Poco antes de alcanzar el castillo un pequeño desvío a la izquierda de la carretera conduce a otro lugar asombroso. Con suerte y en un día despejado, desde el Mirador de los Buitres se puede observar a lo lejos el vuelo de algunas de las aves más bellas de la fauna ibérica: el quebrantahuesos, el alimoche, el milano real y, por supuesto, el buitre leonado. Tiene algo de hipnótico contemplar el vuelo de estas grandes rapaces que aprovechan las corrientes térmicas para ascender y planear sin esfuerzo durante horas. Pero ya digo que hay que tener suerte, y en cualquier caso avistarlas en la distancia con la ayuda de prismáticos.
El primer aleteo me sonó como el principio de un trueno. Pero no había una sola nube en el cielo, así que continué concentrado en los agarres para progresar en la pared. La segunda vez lo sentí tan cerca que me asustó. Entonces Ibon, que me esperaba por encima en la reunión, me advirtió con un gesto de su mirada. Un buitre leonado volaba en círculos sobre nuestras cabezas a escasos veinte metros, y el estruendo con cada movimiento de sus alas me hacía sentir pequeño y afortunado a un tiempo. No podíamos pedir más: un pájaro majestuoso de casi tres metros de envergadura dándonos la bienvenida en los últimos largos de la vía. Con los pies bien apoyados, me suspendí hacia atrás del arnés para mirar al cielo y contemplar esa maravilla natural. Ahora pienso que aquel minuto compensó el viaje a un rincón remoto de Huesca. Compensó el riesgo, y compensó también los imprevistos.

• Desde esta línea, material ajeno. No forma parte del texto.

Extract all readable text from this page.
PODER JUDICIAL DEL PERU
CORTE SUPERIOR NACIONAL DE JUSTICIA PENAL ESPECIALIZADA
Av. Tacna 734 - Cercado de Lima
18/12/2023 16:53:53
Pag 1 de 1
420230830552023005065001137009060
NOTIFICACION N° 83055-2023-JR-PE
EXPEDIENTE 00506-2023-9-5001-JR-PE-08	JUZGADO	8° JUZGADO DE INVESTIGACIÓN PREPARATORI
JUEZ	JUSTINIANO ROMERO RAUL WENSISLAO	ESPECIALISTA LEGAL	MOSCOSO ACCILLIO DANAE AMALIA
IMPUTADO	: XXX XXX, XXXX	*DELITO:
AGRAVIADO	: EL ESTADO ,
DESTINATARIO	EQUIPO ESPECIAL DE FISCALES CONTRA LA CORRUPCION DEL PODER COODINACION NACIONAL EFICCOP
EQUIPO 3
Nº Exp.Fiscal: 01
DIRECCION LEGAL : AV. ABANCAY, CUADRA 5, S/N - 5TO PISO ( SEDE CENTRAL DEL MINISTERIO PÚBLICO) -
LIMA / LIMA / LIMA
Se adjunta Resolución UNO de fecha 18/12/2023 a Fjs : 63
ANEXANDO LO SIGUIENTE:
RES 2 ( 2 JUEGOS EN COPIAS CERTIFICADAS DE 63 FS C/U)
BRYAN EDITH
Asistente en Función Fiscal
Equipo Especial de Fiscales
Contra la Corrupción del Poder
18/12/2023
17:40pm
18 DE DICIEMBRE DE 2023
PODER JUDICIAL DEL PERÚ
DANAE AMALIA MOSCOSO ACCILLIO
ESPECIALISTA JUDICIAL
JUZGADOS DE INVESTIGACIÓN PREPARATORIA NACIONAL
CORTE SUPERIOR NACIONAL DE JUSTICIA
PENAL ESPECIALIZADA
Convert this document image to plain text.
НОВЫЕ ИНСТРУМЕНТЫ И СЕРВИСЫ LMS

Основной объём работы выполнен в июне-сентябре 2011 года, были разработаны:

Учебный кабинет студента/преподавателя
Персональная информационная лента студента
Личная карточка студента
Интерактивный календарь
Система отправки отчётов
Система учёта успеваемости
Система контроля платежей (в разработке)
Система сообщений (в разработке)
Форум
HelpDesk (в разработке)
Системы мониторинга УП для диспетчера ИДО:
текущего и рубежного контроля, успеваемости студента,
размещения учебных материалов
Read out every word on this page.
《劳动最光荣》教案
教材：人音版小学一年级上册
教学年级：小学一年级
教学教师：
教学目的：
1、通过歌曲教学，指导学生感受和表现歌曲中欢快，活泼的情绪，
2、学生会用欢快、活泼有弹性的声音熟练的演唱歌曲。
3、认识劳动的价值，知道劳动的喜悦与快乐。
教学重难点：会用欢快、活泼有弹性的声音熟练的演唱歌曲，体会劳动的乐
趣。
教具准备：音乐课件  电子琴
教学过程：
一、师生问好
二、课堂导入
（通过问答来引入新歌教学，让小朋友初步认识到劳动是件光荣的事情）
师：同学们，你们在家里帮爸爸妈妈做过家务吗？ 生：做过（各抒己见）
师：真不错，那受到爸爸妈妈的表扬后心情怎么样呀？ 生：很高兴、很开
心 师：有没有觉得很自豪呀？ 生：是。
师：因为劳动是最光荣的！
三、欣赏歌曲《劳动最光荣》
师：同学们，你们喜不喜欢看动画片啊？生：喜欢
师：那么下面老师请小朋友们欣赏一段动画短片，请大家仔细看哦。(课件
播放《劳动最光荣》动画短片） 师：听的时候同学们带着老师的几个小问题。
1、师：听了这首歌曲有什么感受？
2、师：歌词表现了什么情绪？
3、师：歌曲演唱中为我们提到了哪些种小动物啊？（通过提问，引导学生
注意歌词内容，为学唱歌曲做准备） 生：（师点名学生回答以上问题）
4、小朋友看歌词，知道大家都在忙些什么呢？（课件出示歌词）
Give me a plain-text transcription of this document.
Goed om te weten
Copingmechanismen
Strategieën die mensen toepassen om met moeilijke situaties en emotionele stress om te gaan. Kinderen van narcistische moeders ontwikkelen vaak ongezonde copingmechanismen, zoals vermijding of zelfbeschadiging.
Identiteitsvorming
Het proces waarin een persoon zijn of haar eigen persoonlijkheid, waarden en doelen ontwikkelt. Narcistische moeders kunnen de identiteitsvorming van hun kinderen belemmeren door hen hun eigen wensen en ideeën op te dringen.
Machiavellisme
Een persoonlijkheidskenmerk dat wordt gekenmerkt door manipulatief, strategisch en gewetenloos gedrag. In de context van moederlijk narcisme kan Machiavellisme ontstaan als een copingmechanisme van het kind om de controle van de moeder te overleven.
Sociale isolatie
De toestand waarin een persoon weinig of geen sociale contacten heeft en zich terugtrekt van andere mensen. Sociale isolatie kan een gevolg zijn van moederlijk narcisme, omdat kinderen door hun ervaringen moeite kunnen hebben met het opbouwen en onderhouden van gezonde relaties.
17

Todo el mundo se movía con mascarillas en las localidades de Riglos y Loarre. Pero en la reunión más angosta de las ocho que había en toda la vía de ascenso, compartí espacio con un escalador francés de una cordada a la que adelantamos. Estuvimos los dos, hombro con hombro y sin tapabocas, en una repisa de un metro escaso de largo y veinte centímetros de ancho durante un par de minutos. Dadas las circunstancias, seguramente aquel fue el riesgo más grande que asumí trepando por aquel paredón. Algo inesperado, y que me generó más nervios que el traspiés en un paso complicado.
Hace unos días dos mil científicos de todos el mundo firmaban una declaración afirmando que el confinamiento y la distancia social están causando más daños a la salud física y mental que los que pretenden evitar. Creen que el coronavirus es una realidad que va a permanecer con nosotros un tiempo, y con la que habrá que convivir mientras se protege a los colectivos más vulnerables. El resto de la población, la mayoría, debería recuperar cuanto antes una cierta normalidad en sus vidas asumiendo unos riesgos razonables, como los que acepta cualquier escalador sensato cuando se adentra en el reino de los cielos.